January 27, 2005

Math Equations Lesson

This morning we had a great math lesson. I need to give Serona all the credit for the lesson and the creativity behind it. I have noticed that Rhiannon is getting stuck with the concept of equations and reading math sentences. If it looks at all different then she thinks it should it is hard for her to get her head around. Especially if the answer is on the opposite side of the equal sigh then she is expecting (ie 3=10-7 instead of 10-7=3). Last night Serona and I had a great conversation about how to illustrate it complete with him drawing examples on our chalkboard wall.

So I began by talking about the equal sign and what it really means and how both sides of the equal sign should be the same even if they are written differently. I used flash cards to illustrate this with each part of the equation on a different flash card (10-7, 3, =,) I made two sets of each and then an additional set that separated 10,-, and 7 on their own cards. I began by putting the cards in the usual order 10-7=3 and then talking about the equal sign. I was not asking her to do any answering of math problems during this lesson so she could just focus on understanding. Then I showed her how if we switched the numbers so it read 3=10-7 it was still the same. Then I took a second set of cards and showed both sets of equations on top of one another with the equal sign lining up


We talked about how those are math sentences and I had her read me both sentences until she could get it right. I handed her another set of flash cards with different problems (this time addition) and her go through the same process. After she got it I let her test me.

Then we added cuisenaire rods into the picture to show her it could be done with things other than just the numbers and to help her conceptualize it better. We placed the right rods on each part of the equation and then using the rods showed how the answers were even on both sides.

We ended this lesson by playing a game with the rods and only the flash cards of +,-, and =. She made problems for me to solve and then she had to reorder the equation so it still meant the same thing even if it was said differently. Then I made equations for her to solve and I had to rearrange them.

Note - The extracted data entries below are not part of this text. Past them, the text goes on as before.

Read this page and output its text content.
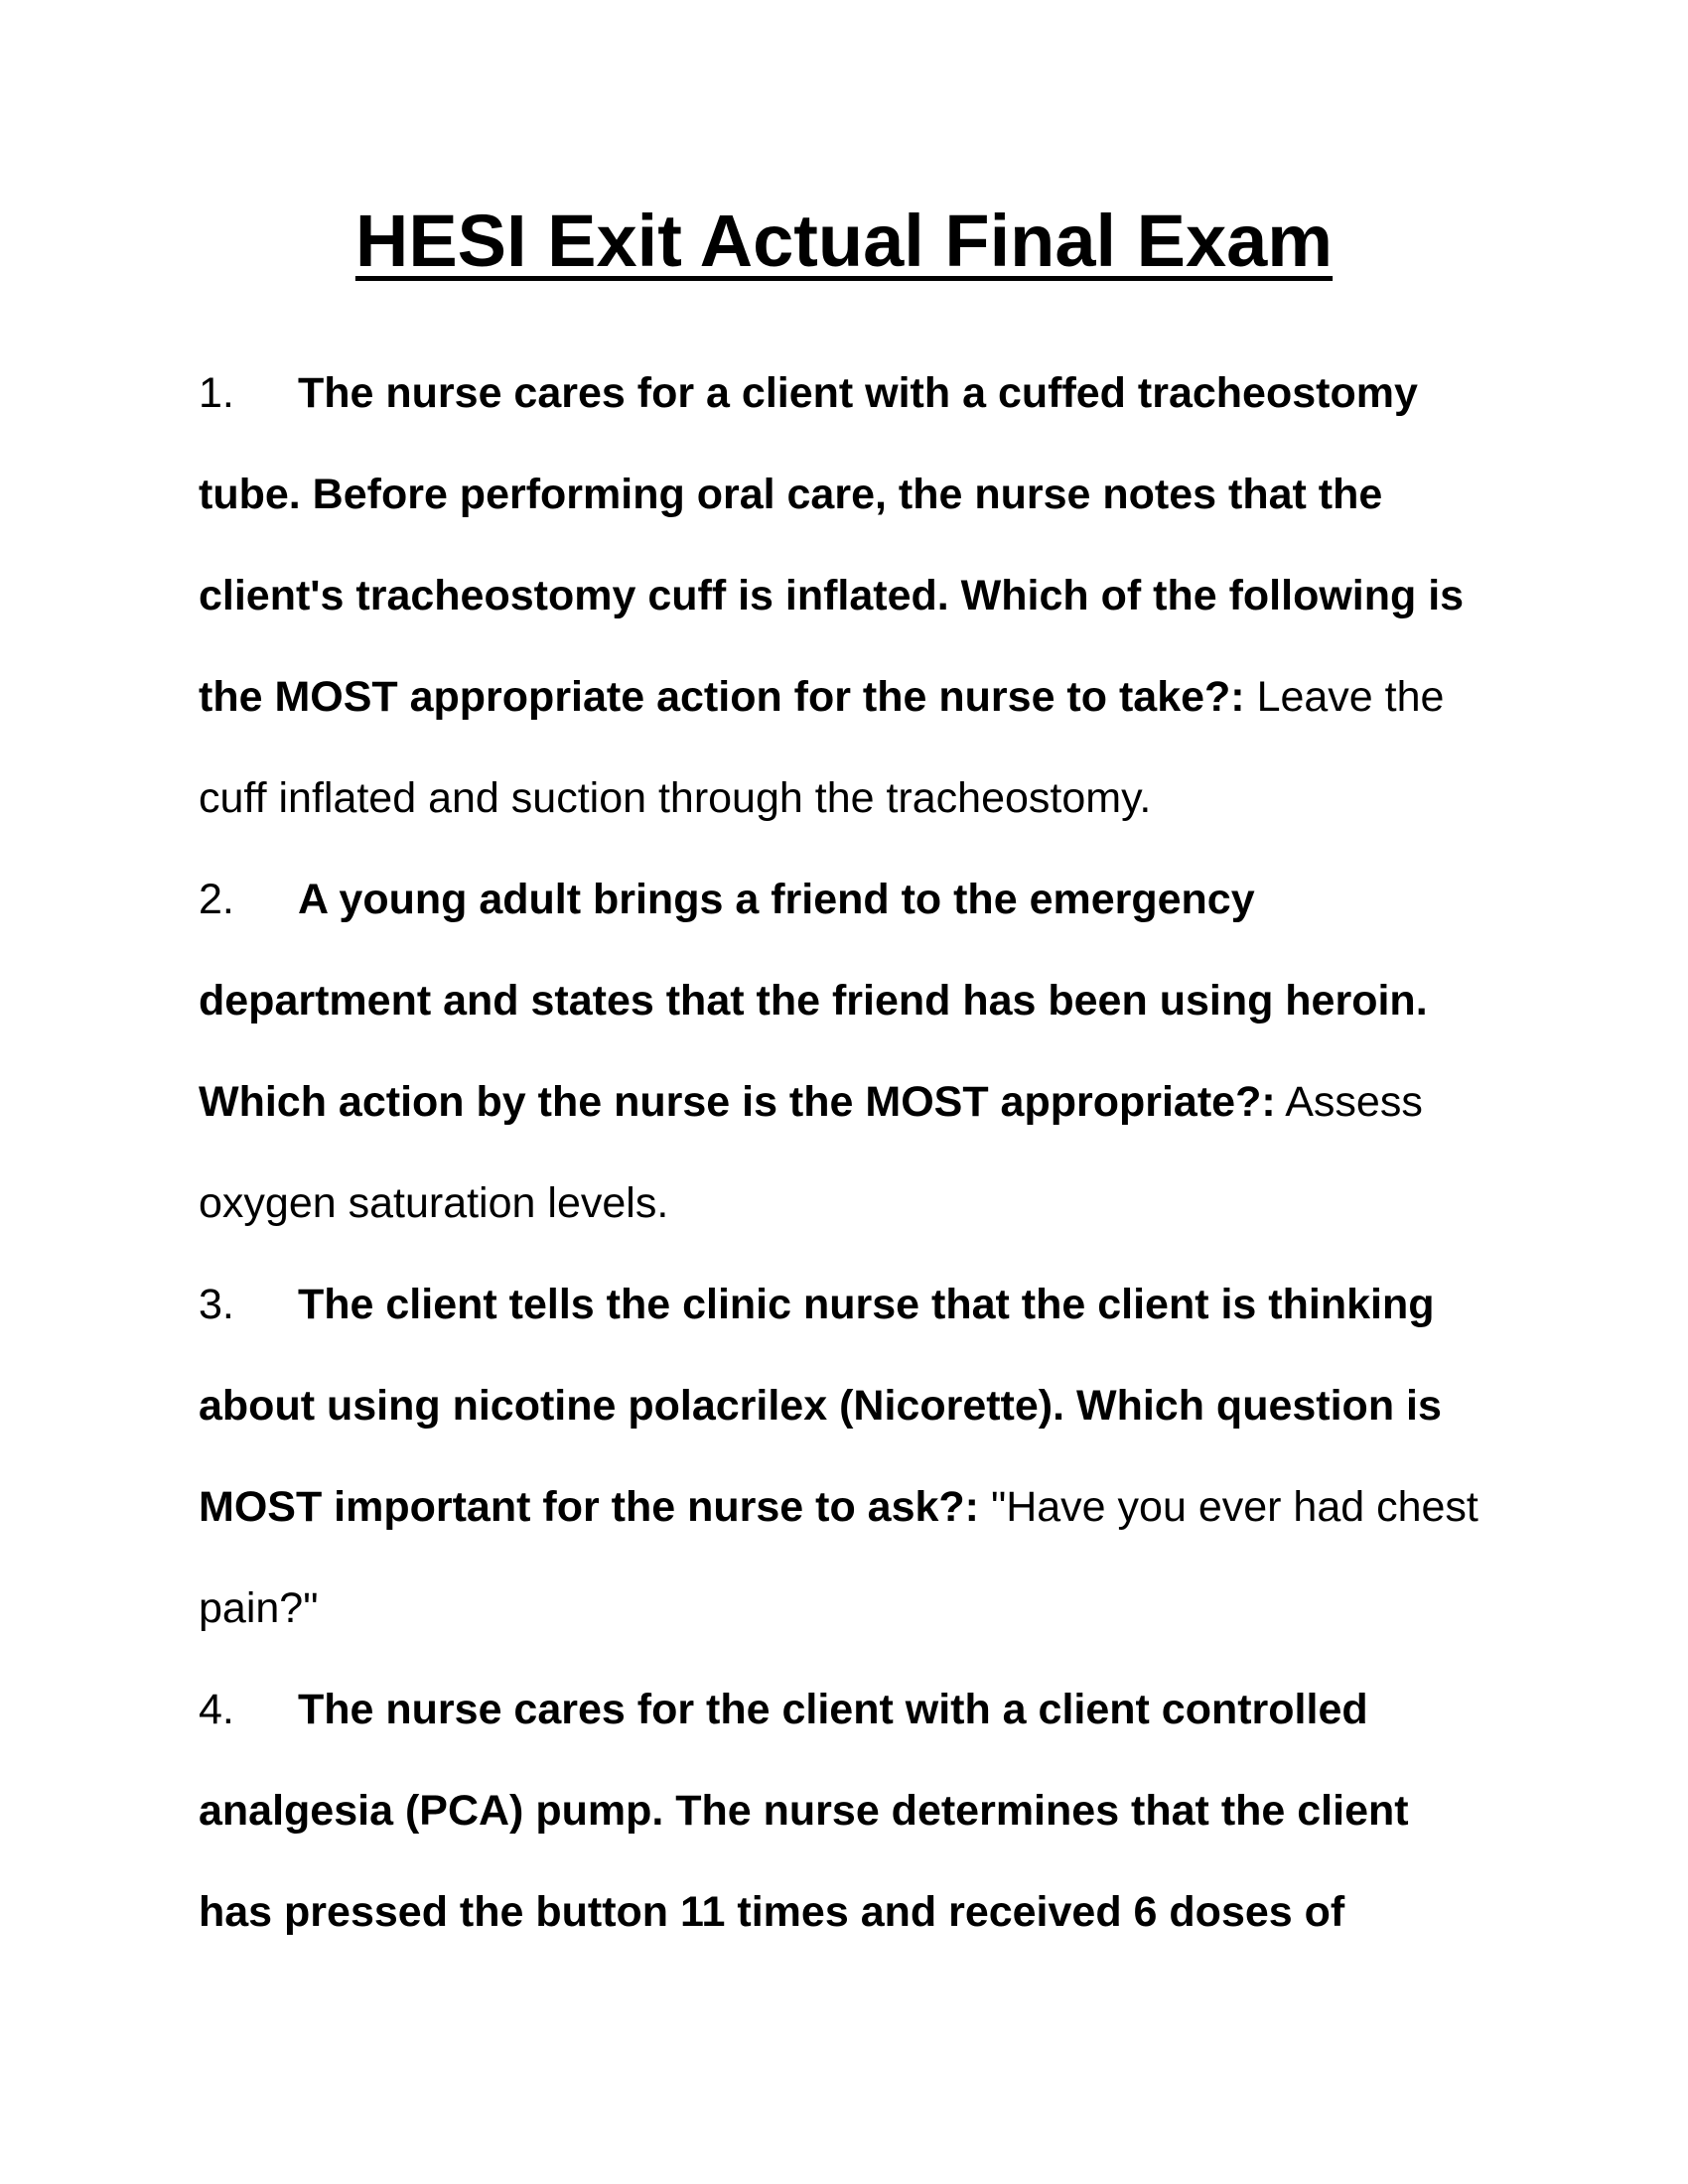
HESI Exit Actual Final Exam
1. The nurse cares for a client with a cuffed tracheostomy tube. Before performing oral care, the nurse notes that the client's tracheostomy cuff is inflated. Which of the following is the MOST appropriate action for the nurse to take?: Leave the cuff inflated and suction through the tracheostomy.
2. A young adult brings a friend to the emergency department and states that the friend has been using heroin. Which action by the nurse is the MOST appropriate?: Assess oxygen saturation levels.
3. The client tells the clinic nurse that the client is thinking about using nicotine polacrilex (Nicorette). Which question is MOST important for the nurse to ask?: "Have you ever had chest pain?"
4. The nurse cares for the client with a client controlled analgesia (PCA) pump. The nurse determines that the client has pressed the button 11 times and received 6 doses of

She finished math today by showing all the combinations that add/multiply up to 6 with her rods. She does not fully grasp multiplication she uses language more like if you have three sets of 2 it equals six and I fill in the multiplication language for her. I have no expectation that she would grasp this yet but it doesn't hurt.

It was a great math lesson and nice to be away from worksheets. It taught so many different lessons in a carefree way. It introduced concepts of algebra and word problems, illustrating that math can be a spoken language as well as a numeral language as well as represented by items. Try it at home if you have little ones.



  1. glad it went well. For the multiplication stuff, (for older kids) remember that the phrase "sets of" or "groups of" can be replaced by the (x) Multiplication sign when going from spoken sentence to math equation. So something like:
    "five groups of two apples equals ten apples"
    maps to
    5 x 2 = 10

  2. Anonymous2:14 PM

    When my oldest daughter was 5 (she's now 8 1/2) she also had difficulty with the concept of the equal sign. We explained to her that the equal sign means "the same as" and had her read the number sentence out loud using these words instead of "equals". We also used a primary balance (scale) with teddy bear weights. Using the example 2+3=5, for example, I would have her place the Papa Bear (whose weight was equivalent to five of the smaller bears, and had the number 5 printed on his belly) on one end of the balance. Then we had her place two bears on the opposite end, and finally add three more, until the balance was even. The balance also works great for other concepts such as "less than", "greater than", and "equal to".


  3. I'm curious what math program you use. We use Miquon and Singapore, and we are on Miquon Red right now. Miquon does a lot of switching around the equal sign. Andrew hasn't had any problem with that. Multiplication makes him think a little harder. I'll try explaining x as sets of and see if that makes it more clear.